Internet-Sucht doch in den Genen angelegt

Der Internetsucht könnten auch molekular-genetische Ursachen zu Grunde liegen. Das legt zumindest eine Studie der Universität Bonn und des Zentralinstituts für Seelische Gesundheit (ZI) in Mannheim nahe. Veröffentlicht wurde die Studie im "Journal of Addiction Medicine". [...]

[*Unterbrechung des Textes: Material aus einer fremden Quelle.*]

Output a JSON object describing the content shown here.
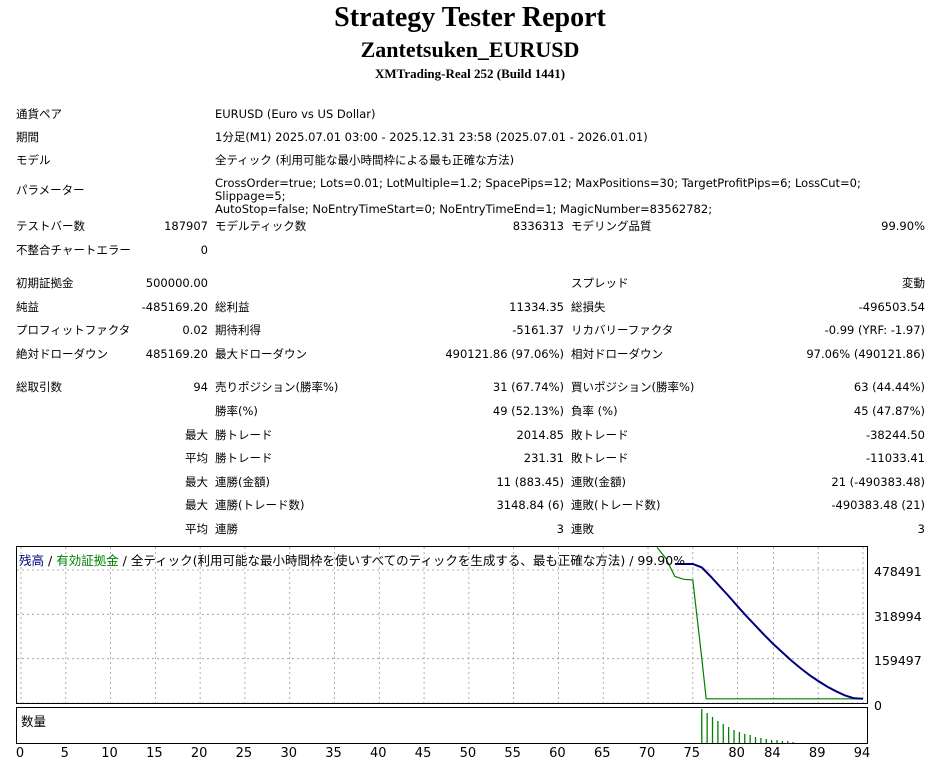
{
  "report": {
    "title": "Strategy Tester Report",
    "ea_name": "Zantetsuken_EURUSD",
    "server": "XMTrading-Real 252 (Build 1441)"
  },
  "info": {
    "symbol_label": "通貨ペア",
    "symbol": "EURUSD (Euro vs US Dollar)",
    "period_label": "期間",
    "period": "1分足(M1) 2025.07.01 03:00 - 2025.12.31 23:58 (2025.07.01 - 2026.01.01)",
    "model_label": "モデル",
    "model": "全ティック (利用可能な最小時間枠による最も正確な方法)",
    "params_label": "パラメーター",
    "params_line1": "CrossOrder=true; Lots=0.01; LotMultiple=1.2; SpacePips=12; MaxPositions=30; TargetProfitPips=6; LossCut=0; Slippage=5;",
    "params_line2": "AutoStop=false; NoEntryTimeStart=0; NoEntryTimeEnd=1; MagicNumber=83562782;"
  },
  "stats": {
    "bars_label": "テストバー数",
    "bars": "187907",
    "ticks_label": "モデルティック数",
    "ticks": "8336313",
    "quality_label": "モデリング品質",
    "quality": "99.90%",
    "mismatch_label": "不整合チャートエラー",
    "mismatch": "0",
    "deposit_label": "初期証拠金",
    "deposit": "500000.00",
    "spread_label": "スプレッド",
    "spread": "変動",
    "net_label": "純益",
    "net": "-485169.20",
    "gross_profit_label": "総利益",
    "gross_profit": "11334.35",
    "gross_loss_label": "総損失",
    "gross_loss": "-496503.54",
    "pf_label": "プロフィットファクタ",
    "pf": "0.02",
    "expected_label": "期待利得",
    "expected": "-5161.37",
    "recovery_label": "リカバリーファクタ",
    "recovery": "-0.99 (YRF: -1.97)",
    "abs_dd_label": "絶対ドローダウン",
    "abs_dd": "485169.20",
    "max_dd_label": "最大ドローダウン",
    "max_dd": "490121.86 (97.06%)",
    "rel_dd_label": "相対ドローダウン",
    "rel_dd": "97.06% (490121.86)",
    "trades_label": "総取引数",
    "trades": "94",
    "short_label": "売りポジション(勝率%)",
    "short": "31 (67.74%)",
    "long_label": "買いポジション(勝率%)",
    "long": "63 (44.44%)",
    "win_rate_label": "勝率(%)",
    "win_rate": "49 (52.13%)",
    "loss_rate_label": "負率 (%)",
    "loss_rate": "45 (47.87%)",
    "max_label": "最大",
    "avg_label": "平均",
    "win_trade_label": "勝トレード",
    "loss_trade_label": "敗トレード",
    "max_win": "2014.85",
    "max_loss": "-38244.50",
    "avg_win": "231.31",
    "avg_loss": "-11033.41",
    "cons_win_amt_label": "連勝(金額)",
    "cons_win_amt": "11 (883.45)",
    "cons_loss_amt_label": "連敗(金額)",
    "cons_loss_amt": "21 (-490383.48)",
    "cons_win_cnt_label": "連勝(トレード数)",
    "cons_win_cnt": "3148.84 (6)",
    "cons_loss_cnt_label": "連敗(トレード数)",
    "cons_loss_cnt": "-490383.48 (21)",
    "cons_win_label": "連勝",
    "cons_win": "3",
    "cons_loss_label": "連敗",
    "cons_loss": "3"
  },
  "chart_labels": {
    "legend_balance": "残高",
    "legend_sep1": " / ",
    "legend_equity": "有効証拠金",
    "legend_rest": " / 全ティック(利用可能な最小時間枠を使いすべてのティックを生成する、最も正確な方法) / 99.90%",
    "volume_label": "数量",
    "y_ticks": [
      "478491",
      "318994",
      "159497",
      "0"
    ]
  },
  "colors": {
    "balance": "#00007f",
    "equity": "#008000",
    "volume": "#008000"
  },
  "chart_data": {
    "type": "line",
    "x_ticks": [
      0,
      5,
      10,
      15,
      20,
      25,
      30,
      35,
      40,
      45,
      50,
      55,
      60,
      65,
      70,
      75,
      80,
      84,
      89,
      94
    ],
    "y_ticks": [
      478491,
      318994,
      159497,
      0
    ],
    "series": [
      {
        "name": "残高",
        "x": [
          73,
          75,
          76,
          77,
          78,
          79,
          80,
          81,
          82,
          83,
          84,
          85,
          86,
          87,
          88,
          89,
          90,
          91,
          92,
          93,
          94
        ],
        "y": [
          500000,
          500000,
          488000,
          455000,
          420000,
          385000,
          348000,
          312000,
          278000,
          244000,
          212000,
          182000,
          153000,
          126000,
          101000,
          79000,
          59000,
          42000,
          27000,
          17000,
          15000
        ]
      },
      {
        "name": "有効証拠金",
        "x": [
          71,
          72,
          73,
          74,
          75,
          76,
          76.5,
          77,
          94
        ],
        "y": [
          560000,
          520000,
          455000,
          445000,
          443000,
          160000,
          15000,
          15000,
          15000
        ]
      }
    ],
    "volume": {
      "x": [
        76,
        76.6,
        77.2,
        77.8,
        78.4,
        79,
        79.6,
        80.2,
        80.8,
        81.4,
        82,
        82.6,
        83.2,
        83.8,
        84.4,
        85,
        85.6,
        86.2
      ],
      "values": [
        34,
        30,
        26,
        22,
        19,
        16,
        13,
        11,
        9,
        8,
        6,
        5,
        4,
        3,
        3,
        2,
        2,
        1
      ]
    }
  }
}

Der Internetsucht könnten auch molekular-genetische Ursachen zu Grunde liegen. Das legt zumindest eine Studie der Universität Bonn und des Zentralinstituts für Seelische Gesundheit (ZI) in Mannheim nahe. Veröffentlicht wurde die Studie im „Journal of Addiction Medicine“.
„Es zeigt sich, dass Internetsucht kein Hirngespinst ist“, sagt der Erstautor Christian Montag von der Abteilung für Differentielle und Biologische Psychologie der Universität Bonn. Die Forscher haben in den vergangenen Jahren insgesamt 843 Menschen zu ihrem Internetverhalten befragt. Nach Auswertung der Fragebögen zeigte sich, dass davon 132 Frauen und Männer ein problematisches Verhalten im Umgang mit dem Online-Medium aufweisen. Sie befassen sich im Alltag gedanklich sehr ausgeprägt mit dem Internet und fühlen sich in ihrem Wohlbefinden stark beeinträchtigt, wenn sie darauf verzichten müssen.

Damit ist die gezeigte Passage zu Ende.